MSPs have rejected calls by the Conservatives for the Scottish Government to syphon off a set proportion of their annual budget for local councils.

The appeal came after Cosla, the umbrella organisation for Scottish councils, warned that authorities are facing a real-terms cut in the next financial year – as well as losing control over a larger proportion of their finances which are being allocated to Scottish Government priorities.

The Scottish Conservative local government spokesperson, Miles Briggs, called for a percentage of Holyrood’s annual budget to be allocated to local councils in order to halt “15 years of this SNP Government underfunding local government in Scotland”.

Mr Briggs added: “There’s increasing concern over the long-term financial sustainability of local government finances and the problems facing our Scottish councils that have been allowed to build up under this government with no reform or leadership shown by SNP minister.

“Put simply, council leaders across Scotland have nothing left they can cut to save money or balance their books.”

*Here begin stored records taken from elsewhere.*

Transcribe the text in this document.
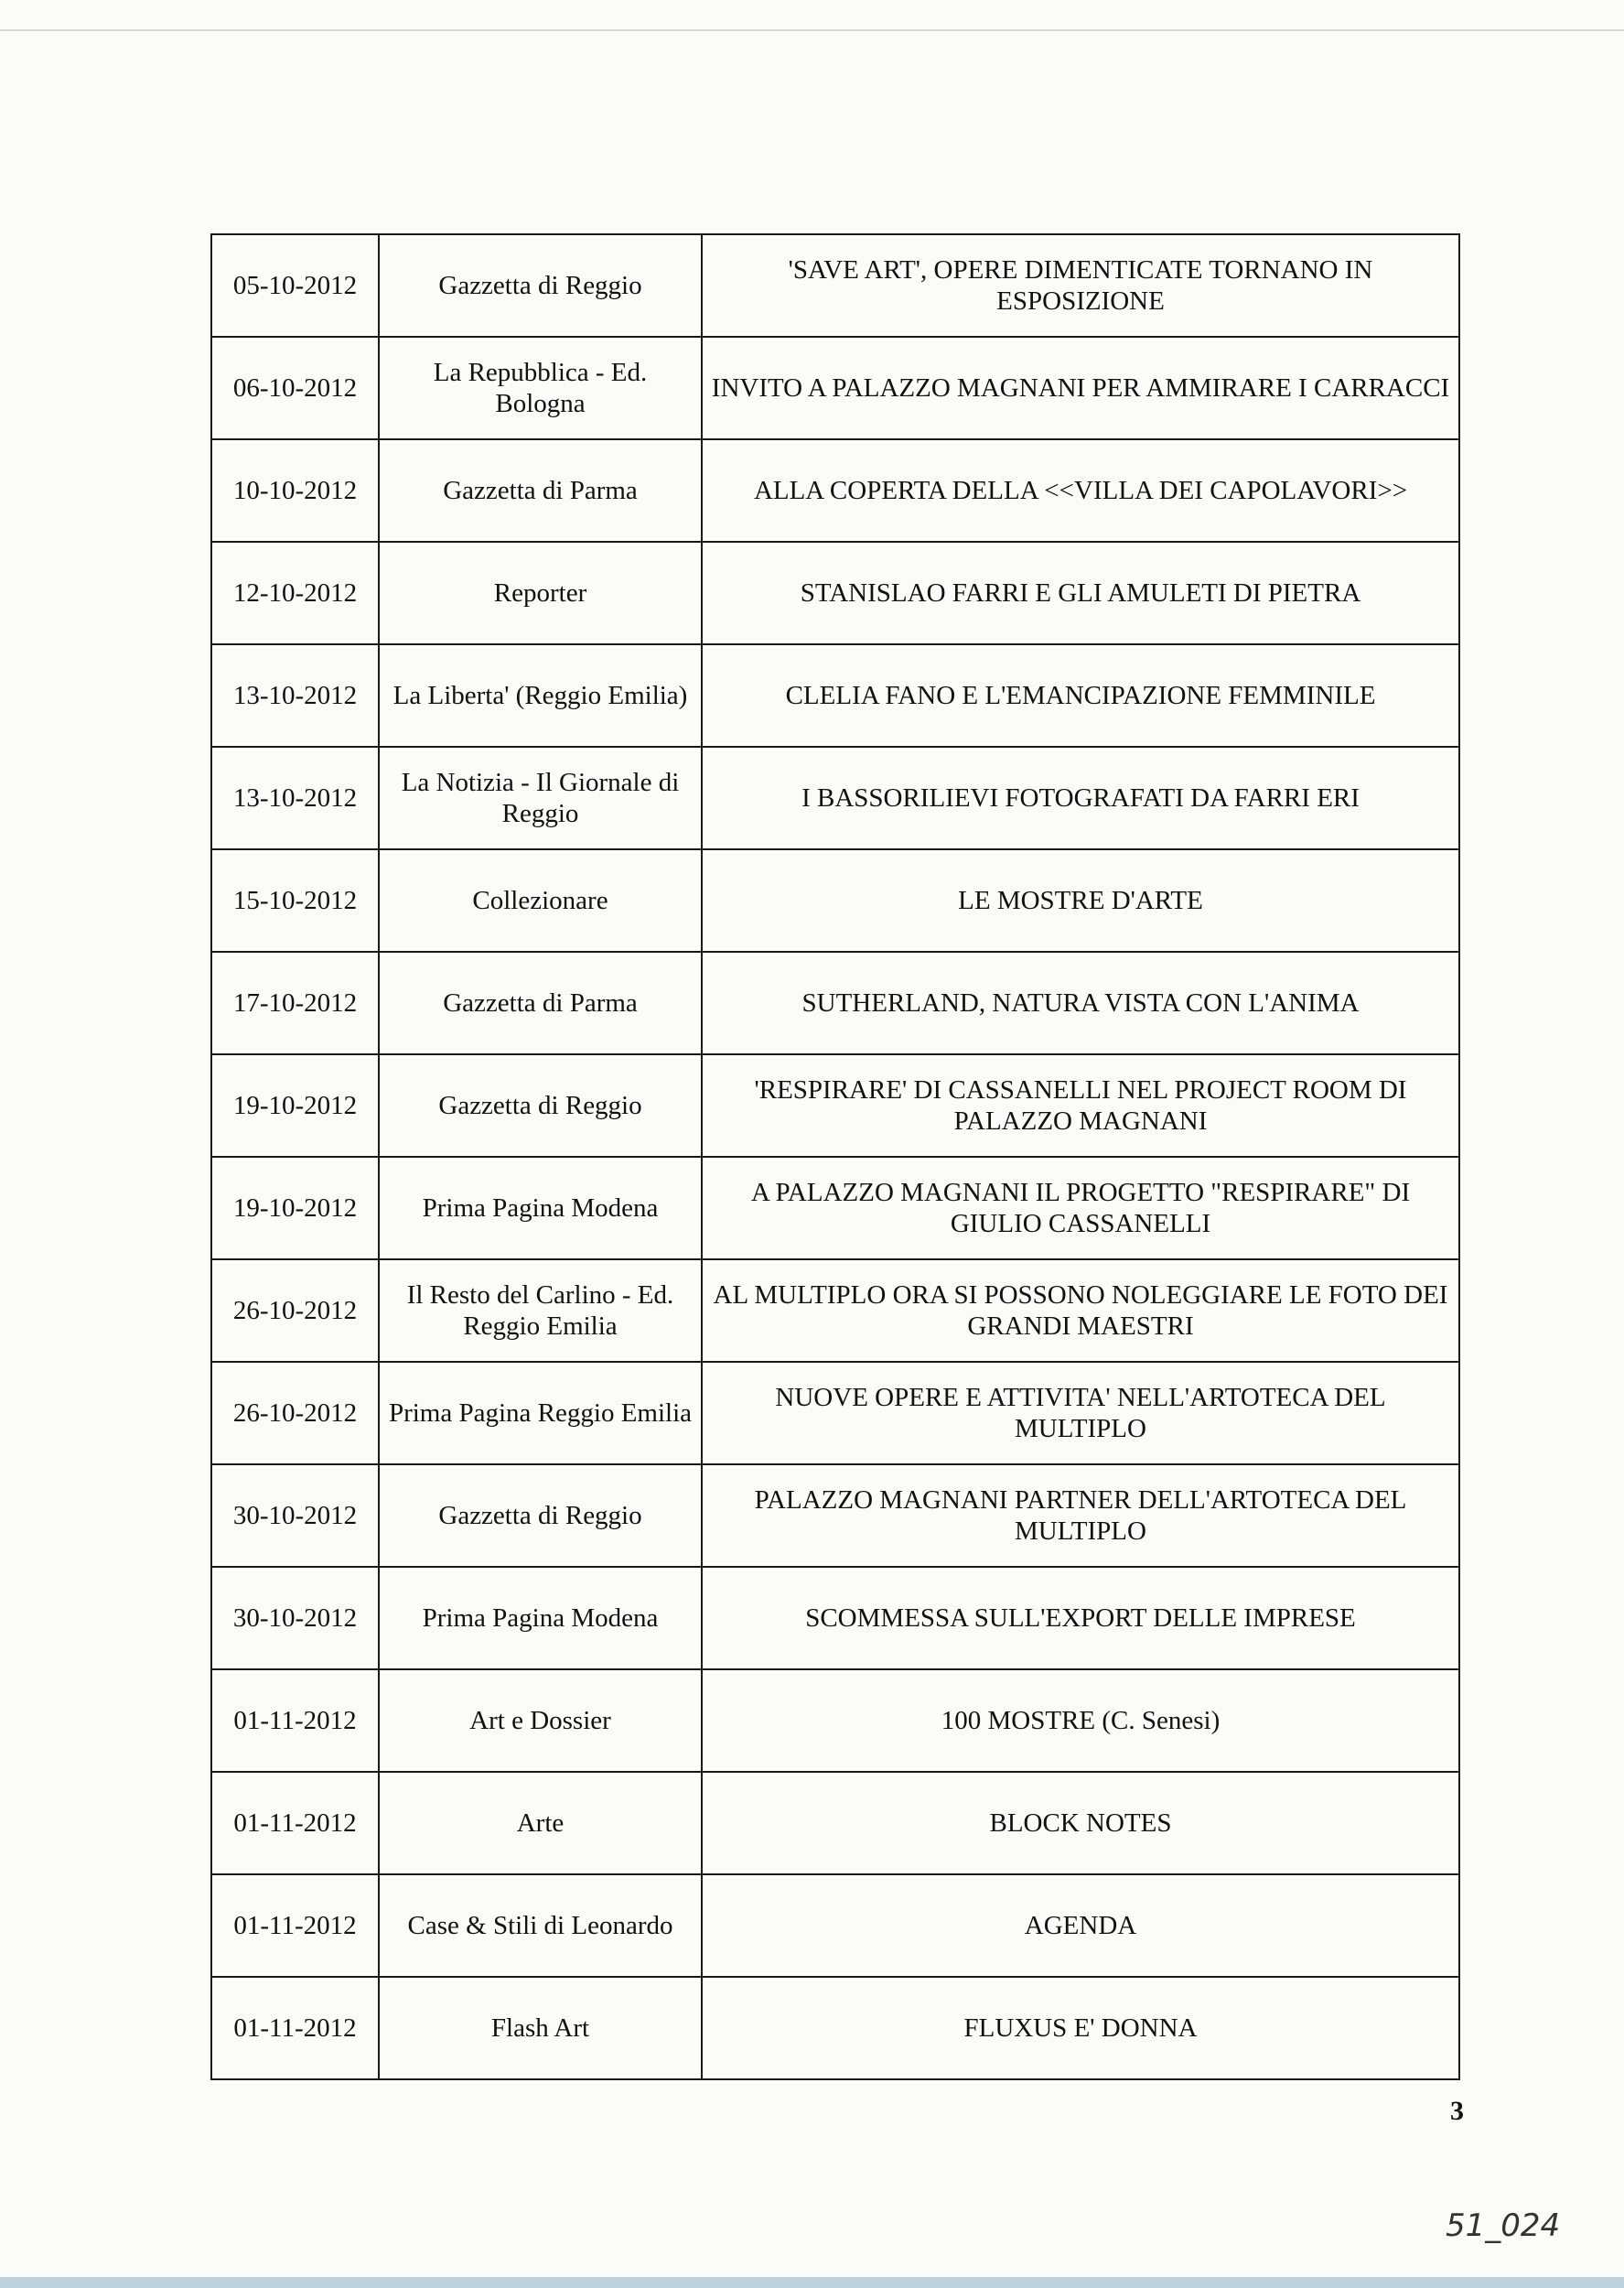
05-10-2012	Gazzetta di Reggio	'SAVE ART', OPERE DIMENTICATE TORNANO IN ESPOSIZIONE
06-10-2012	La Repubblica - Ed. Bologna	INVITO A PALAZZO MAGNANI PER AMMIRARE I CARRACCI
10-10-2012	Gazzetta di Parma	ALLA COPERTA DELLA <<VILLA DEI CAPOLAVORI>>
12-10-2012	Reporter	STANISLAO FARRI E GLI AMULETI DI PIETRA
13-10-2012	La Liberta' (Reggio Emilia)	CLELIA FANO E L'EMANCIPAZIONE FEMMINILE
13-10-2012	La Notizia - Il Giornale di Reggio	I BASSORILIEVI FOTOGRAFATI DA FARRI ERI
15-10-2012	Collezionare	LE MOSTRE D'ARTE
17-10-2012	Gazzetta di Parma	SUTHERLAND, NATURA VISTA CON L'ANIMA
19-10-2012	Gazzetta di Reggio	'RESPIRARE' DI CASSANELLI NEL PROJECT ROOM DI PALAZZO MAGNANI
19-10-2012	Prima Pagina Modena	A PALAZZO MAGNANI IL PROGETTO "RESPIRARE" DI GIULIO CASSANELLI
26-10-2012	Il Resto del Carlino - Ed. Reggio Emilia	AL MULTIPLO ORA SI POSSONO NOLEGGIARE LE FOTO DEI GRANDI MAESTRI
26-10-2012	Prima Pagina Reggio Emilia	NUOVE OPERE E ATTIVITA' NELL'ARTOTECA DEL MULTIPLO
30-10-2012	Gazzetta di Reggio	PALAZZO MAGNANI PARTNER DELL'ARTOTECA DEL MULTIPLO
30-10-2012	Prima Pagina Modena	SCOMMESSA SULL'EXPORT DELLE IMPRESE
01-11-2012	Art e Dossier	100 MOSTRE (C. Senesi)
01-11-2012	Arte	BLOCK NOTES
01-11-2012	Case & Stili di Leonardo	AGENDA
01-11-2012	Flash Art	FLUXUS E' DONNA
3
51_024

Mr Briggs added that his party “want to see a fair deal for local authorities” and an adequate settlement for the Scottish Government from Westminster reflected in their offer to councils.

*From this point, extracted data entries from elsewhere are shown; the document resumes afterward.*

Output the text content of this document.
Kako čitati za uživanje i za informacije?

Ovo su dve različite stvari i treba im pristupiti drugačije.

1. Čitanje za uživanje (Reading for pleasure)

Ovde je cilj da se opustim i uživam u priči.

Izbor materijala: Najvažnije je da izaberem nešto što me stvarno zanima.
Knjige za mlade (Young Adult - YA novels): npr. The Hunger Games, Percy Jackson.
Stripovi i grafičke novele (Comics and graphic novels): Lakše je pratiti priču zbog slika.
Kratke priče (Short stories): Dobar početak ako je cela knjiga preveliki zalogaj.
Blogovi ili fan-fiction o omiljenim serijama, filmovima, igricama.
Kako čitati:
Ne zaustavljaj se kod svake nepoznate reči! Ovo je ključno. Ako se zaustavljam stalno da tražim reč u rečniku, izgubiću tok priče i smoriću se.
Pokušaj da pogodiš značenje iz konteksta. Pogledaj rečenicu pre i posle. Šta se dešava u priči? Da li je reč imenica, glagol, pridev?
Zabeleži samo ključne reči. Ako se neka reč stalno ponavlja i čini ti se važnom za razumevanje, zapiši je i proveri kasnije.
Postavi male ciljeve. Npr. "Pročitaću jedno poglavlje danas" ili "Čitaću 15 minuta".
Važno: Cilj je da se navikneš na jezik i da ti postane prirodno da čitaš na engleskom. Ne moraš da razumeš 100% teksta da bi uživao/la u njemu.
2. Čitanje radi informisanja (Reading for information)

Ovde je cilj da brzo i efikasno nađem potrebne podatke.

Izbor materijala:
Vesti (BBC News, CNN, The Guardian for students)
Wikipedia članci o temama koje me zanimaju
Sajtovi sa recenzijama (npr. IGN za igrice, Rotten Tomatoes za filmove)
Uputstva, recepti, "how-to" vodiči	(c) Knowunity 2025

He called for “a new fair funding formula to make sure that councils receive their fair share of funding”.

Mr Briggs added: “We need to see a sea change and we need to see a new partnership built between the Scottish Government and local authorities.”

Scottish Labour’s Neil Bibby warned that it was “simply unsustainable for the SNP to continue cutting council budgets to the bone”, and hit out at the “pernicious ring-fencing” and cuts.

He said: “Today, the president of Cosla said that tax rises are inevitable, that cuts are inevitable unless the Government delivers an improved financial settlement.

“These are not choices, these are SNP cuts forced on local government as part of a sustained campaign that’s been going on for a decade now and has cost services £937 million since 2013.”

Labour’s finance spokesperson, Daniel Johnson, warned MSPs over the real-life consequences for communities after persistent cuts to local government budgets.

He said: “Over 10 years, local government has seen almost £1 billion cut in real terms from their ability to spend.

“Ultimately, that impacts roads, schools, libraries and playgrounds – those very services are the fabric of our communities, the bedrock that so many people rely on.”

In response, SNP Public Finance Minister Tom Arthur rejected the call, warning that a percentage being allocated to local government could impact NHS budgets and stressed his government remains keen to redraw the financial relationship between Holyrood and local councils.

He said: “We have reaffirmed our commitment to developing a local government fiscal framework in partnership with Cosla.

“It must be workable. Crucially, it cannot put funding from the NHS at risk.”

Mr Arthur said that it was all very well to demand more money for councils, but pointed the finger at opposition parties for failing to say where the cash should come from, given that next year’s budget has been fully allocated.

He said: “I recognise members want to see more money for local government. This tends to be an annual debate and year after year after year, what we do not have is where that resources should come from.

“I’m asking in all sincerity, if members want to see additional resource for local government, then from where should it come?”

MSPs voted to reject the Conservatives motion, and instead backed a Scottish Government motion which claims that “the total local government settlement has increased by £588.2 million, or 5.1% in real terms” and acknowledges a “commitment to developing a fiscal framework for local government and delivering a citizens’ assembly on sources of local government funding”.